É um museu? Uma loja de souvenirs? Um pequeno parque de diversões?
A dúvida instala-se nos primeiros instantes de quem passa frente à moradia da família Soares. Um olhar mais demorado faz perceber que se trata de uma casa privada de alguém com um particular sentido de humor que se quis diferenciar de toda a vizinhança.
No terraço, uma família de estátuas cumprimenta com manguitos e línguas de fora quem passa na rua: pescadores, toureiros, varinas e até o Santo André, o santo pescador.
Lá dentro, junto à entrada da casa, dezenas de painéis evocativos do Sporting. No portão da garagem, pintado em traço naif, um painel com as figuras típicas da região, onde não falta o cão “tatu”, o rafeiro do artista da casa.
Jean, um menino de 8 anos luso-descendente, posa em frente ao portão. “Je veux un photo.” A avó Maria da Luz faz-lhe a vontade. “É fixe. É típico. É original e diferente”, comenta esta família que vive nos arredores de França. Batemos à porta para conhecer o artista desta obra. Ninguém atendeu.
Mas não nos damos por vencidos. Um pouco de investigação e descobrimos que é o casal Soares o dono da casa da bonecada. O senhor Manuel Soares e a dona Lucina Leal, ambos acima dos 80 anos, são amiúde abordados para saber a história daquelas vistosas criações. Cada história tem o seu princípio e esta casa não foge à regra.
O casal é natural de Santa Maria da Feira. Manuel foi trolha e ela gaspeadeira de sapatos (ponteava e pregava a parte superior e dianteira dos sapatos em fábricas de calçado).

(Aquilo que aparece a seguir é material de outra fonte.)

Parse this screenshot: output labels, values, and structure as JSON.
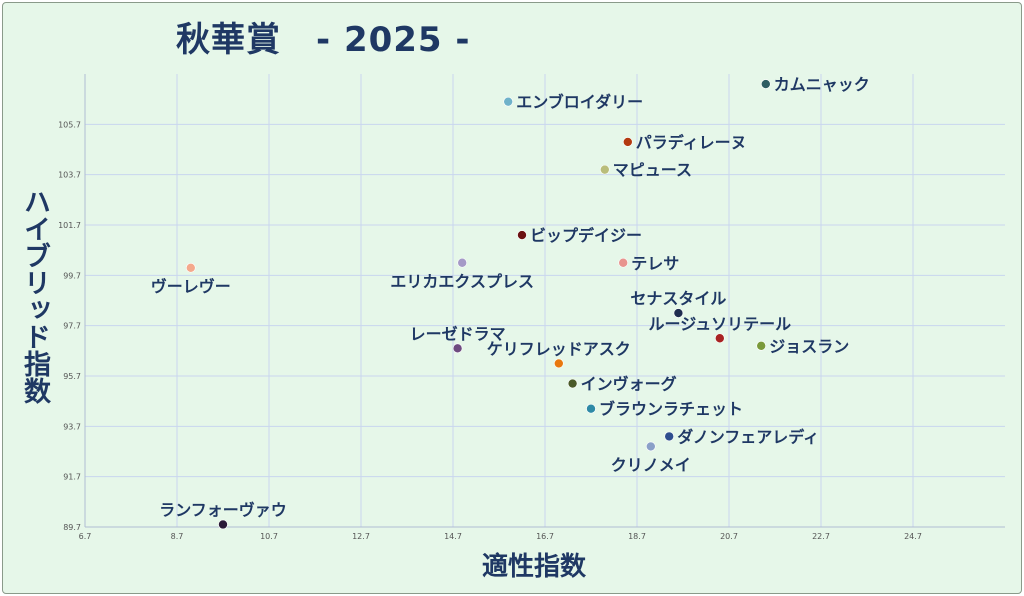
{
  "chart_data": {
    "type": "scatter",
    "title": "秋華賞　- 2025 -",
    "xlabel": "適性指数",
    "ylabel": "ハイブリッド指数",
    "xlim": [
      6.7,
      26.7
    ],
    "ylim": [
      89.7,
      107.7
    ],
    "x_ticks": [
      "6.7",
      "8.7",
      "10.7",
      "12.7",
      "14.7",
      "16.7",
      "18.7",
      "20.7",
      "22.7",
      "24.7"
    ],
    "y_ticks": [
      "89.7",
      "91.7",
      "93.7",
      "95.7",
      "97.7",
      "99.7",
      "101.7",
      "103.7",
      "105.7"
    ],
    "grid": true,
    "points": [
      {
        "label": "カムニャック",
        "x": 21.5,
        "y": 107.3,
        "color": "#2e5e63",
        "label_side": "right"
      },
      {
        "label": "エンブロイダリー",
        "x": 15.9,
        "y": 106.6,
        "color": "#6fb2c9",
        "label_side": "right"
      },
      {
        "label": "パラディレーヌ",
        "x": 18.5,
        "y": 105.0,
        "color": "#b33a10",
        "label_side": "right"
      },
      {
        "label": "マピュース",
        "x": 18.0,
        "y": 103.9,
        "color": "#b9bd7a",
        "label_side": "right"
      },
      {
        "label": "ビップデイジー",
        "x": 16.2,
        "y": 101.3,
        "color": "#6b1212",
        "label_side": "right"
      },
      {
        "label": "テレサ",
        "x": 18.4,
        "y": 100.2,
        "color": "#e8948e",
        "label_side": "right"
      },
      {
        "label": "エリカエクスプレス",
        "x": 14.9,
        "y": 100.2,
        "color": "#a59ac7",
        "label_side": "below"
      },
      {
        "label": "ヴーレヴー",
        "x": 9.0,
        "y": 100.0,
        "color": "#f4a98c",
        "label_side": "below"
      },
      {
        "label": "セナスタイル",
        "x": 19.6,
        "y": 98.2,
        "color": "#1f2d4f",
        "label_side": "above"
      },
      {
        "label": "ルージュソリテール",
        "x": 20.5,
        "y": 97.2,
        "color": "#a82222",
        "label_side": "above"
      },
      {
        "label": "ジョスラン",
        "x": 21.4,
        "y": 96.9,
        "color": "#7a9a3a",
        "label_side": "right"
      },
      {
        "label": "レーゼドラマ",
        "x": 14.8,
        "y": 96.8,
        "color": "#6e4a80",
        "label_side": "above"
      },
      {
        "label": "ケリフレッドアスク",
        "x": 17.0,
        "y": 96.2,
        "color": "#e8780e",
        "label_side": "above"
      },
      {
        "label": "インヴォーグ",
        "x": 17.3,
        "y": 95.4,
        "color": "#4a5a28",
        "label_side": "right"
      },
      {
        "label": "ブラウンラチェット",
        "x": 17.7,
        "y": 94.4,
        "color": "#2e8aa6",
        "label_side": "right"
      },
      {
        "label": "ダノンフェアレディ",
        "x": 19.4,
        "y": 93.3,
        "color": "#2e4e8e",
        "label_side": "right"
      },
      {
        "label": "クリノメイ",
        "x": 19.0,
        "y": 92.9,
        "color": "#8aa0c8",
        "label_side": "below"
      },
      {
        "label": "ランフォーヴァウ",
        "x": 9.7,
        "y": 89.8,
        "color": "#2a1a38",
        "label_side": "above"
      }
    ]
  }
}
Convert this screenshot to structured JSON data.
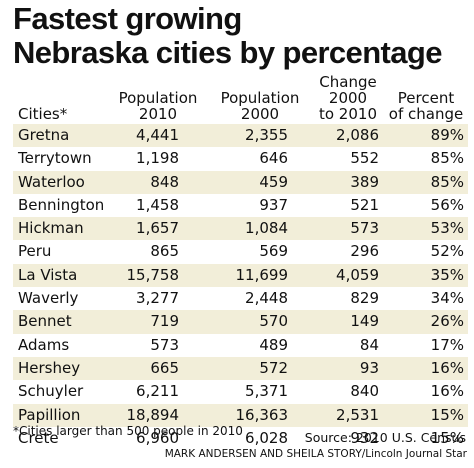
{
  "chart_data": {
    "type": "table",
    "title_lines": [
      "Fastest growing",
      "Nebraska cities by percentage"
    ],
    "columns": [
      {
        "key": "city",
        "label_lines": [
          "Cities*"
        ]
      },
      {
        "key": "pop2010",
        "label_lines": [
          "Population",
          "2010"
        ]
      },
      {
        "key": "pop2000",
        "label_lines": [
          "Population",
          "2000"
        ]
      },
      {
        "key": "change",
        "label_lines": [
          "Change",
          "2000",
          "to 2010"
        ]
      },
      {
        "key": "pct",
        "label_lines": [
          "Percent",
          "of change"
        ]
      }
    ],
    "rows": [
      {
        "city": "Gretna",
        "pop2010": "4,441",
        "pop2000": "2,355",
        "change": "2,086",
        "pct": "89%"
      },
      {
        "city": "Terrytown",
        "pop2010": "1,198",
        "pop2000": "646",
        "change": "552",
        "pct": "85%"
      },
      {
        "city": "Waterloo",
        "pop2010": "848",
        "pop2000": "459",
        "change": "389",
        "pct": "85%"
      },
      {
        "city": "Bennington",
        "pop2010": "1,458",
        "pop2000": "937",
        "change": "521",
        "pct": "56%"
      },
      {
        "city": "Hickman",
        "pop2010": "1,657",
        "pop2000": "1,084",
        "change": "573",
        "pct": "53%"
      },
      {
        "city": "Peru",
        "pop2010": "865",
        "pop2000": "569",
        "change": "296",
        "pct": "52%"
      },
      {
        "city": "La Vista",
        "pop2010": "15,758",
        "pop2000": "11,699",
        "change": "4,059",
        "pct": "35%"
      },
      {
        "city": "Waverly",
        "pop2010": "3,277",
        "pop2000": "2,448",
        "change": "829",
        "pct": "34%"
      },
      {
        "city": "Bennet",
        "pop2010": "719",
        "pop2000": "570",
        "change": "149",
        "pct": "26%"
      },
      {
        "city": "Adams",
        "pop2010": "573",
        "pop2000": "489",
        "change": "84",
        "pct": "17%"
      },
      {
        "city": "Hershey",
        "pop2010": "665",
        "pop2000": "572",
        "change": "93",
        "pct": "16%"
      },
      {
        "city": "Schuyler",
        "pop2010": "6,211",
        "pop2000": "5,371",
        "change": "840",
        "pct": "16%"
      },
      {
        "city": "Papillion",
        "pop2010": "18,894",
        "pop2000": "16,363",
        "change": "2,531",
        "pct": "15%"
      },
      {
        "city": "Crete",
        "pop2010": "6,960",
        "pop2000": "6,028",
        "change": "932",
        "pct": "15%"
      }
    ],
    "footnote": "*Cities larger than 500 people in 2010",
    "source": "Source: 2010 U.S. Census",
    "credit": "MARK ANDERSEN AND SHEILA STORY/Lincoln Journal Star",
    "colors": {
      "row_shade": "#f2eed9",
      "text": "#111111",
      "background": "#ffffff"
    }
  }
}
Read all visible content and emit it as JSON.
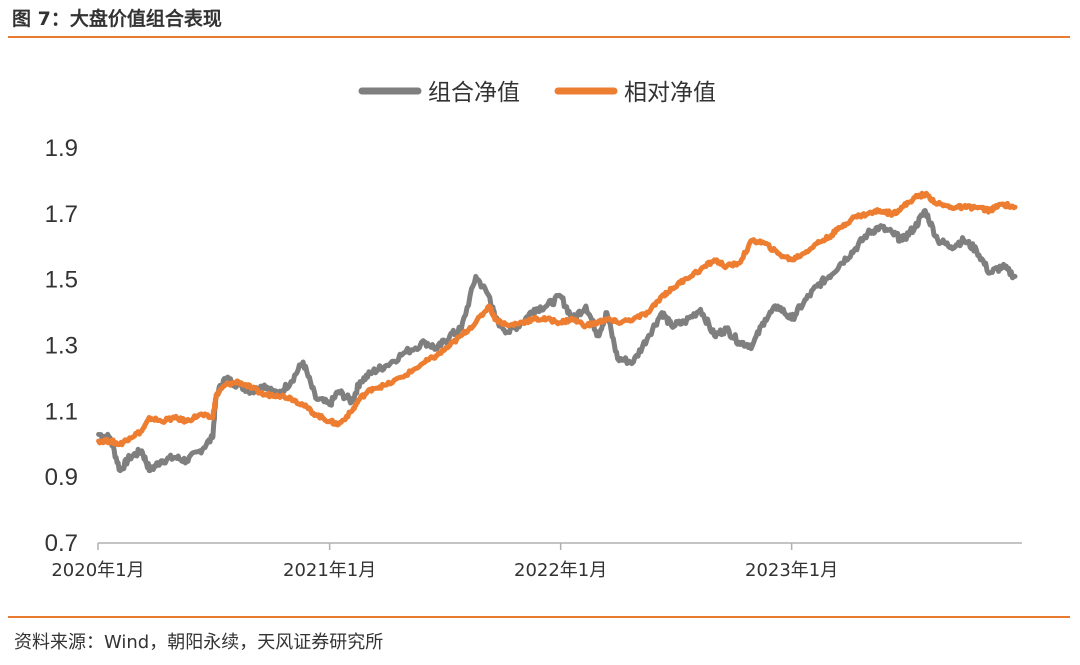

Viveram sempre ‘descalços’ e admiravam a vida dura dos pescadores. A adoração pelos vareiros levou Lucina a perguntar ao marido: “ó Nel, tu que és tão jeitoso de mãos e fazes tantas coisinhas, porque não me fazes uma vareira aqui para casa?” E Manuel construiu a primeira estatueta em cimento e argamassa de uma vareira da região a carregar peixe. Foi há quase 30 anos. A primeira de uma grande família.
O Nel faz estas brincadeiras para se entreter, para animar a malta que passa e atrair mais pessoas para a região, que tem tanta coisa bonita.
E de vez em quando põe-se ao largo a apreciar as reações. Há quem passe, goste e até tire fotos. Outros passam e acham uma macacada, fazem pouco daquilo. Não se rala – “enquanto puder mexer-me, vou fazer estes bonecos”, diz ele que é um sportinguista dos sete costados.
Os bonecos estão por todo o lado e Lucina anda sempre toda raspada de dar cotoveladas sem querer naquelas estátuas, quando anda pela casa. O marido não a deixa vender nada.
Bem, um dia conseguiu fazer bom dinheiro com um marco do correio com cara de carteiro que lhe quiseram comprar. O Nel viu e fez logo outro igual.
O Furadouro é também a praia da casa das estátuas das varinas e dos bonecos a fazer manguitos e de língua de fora.
Obrigado, família Soares! Nunca percam o bom humor.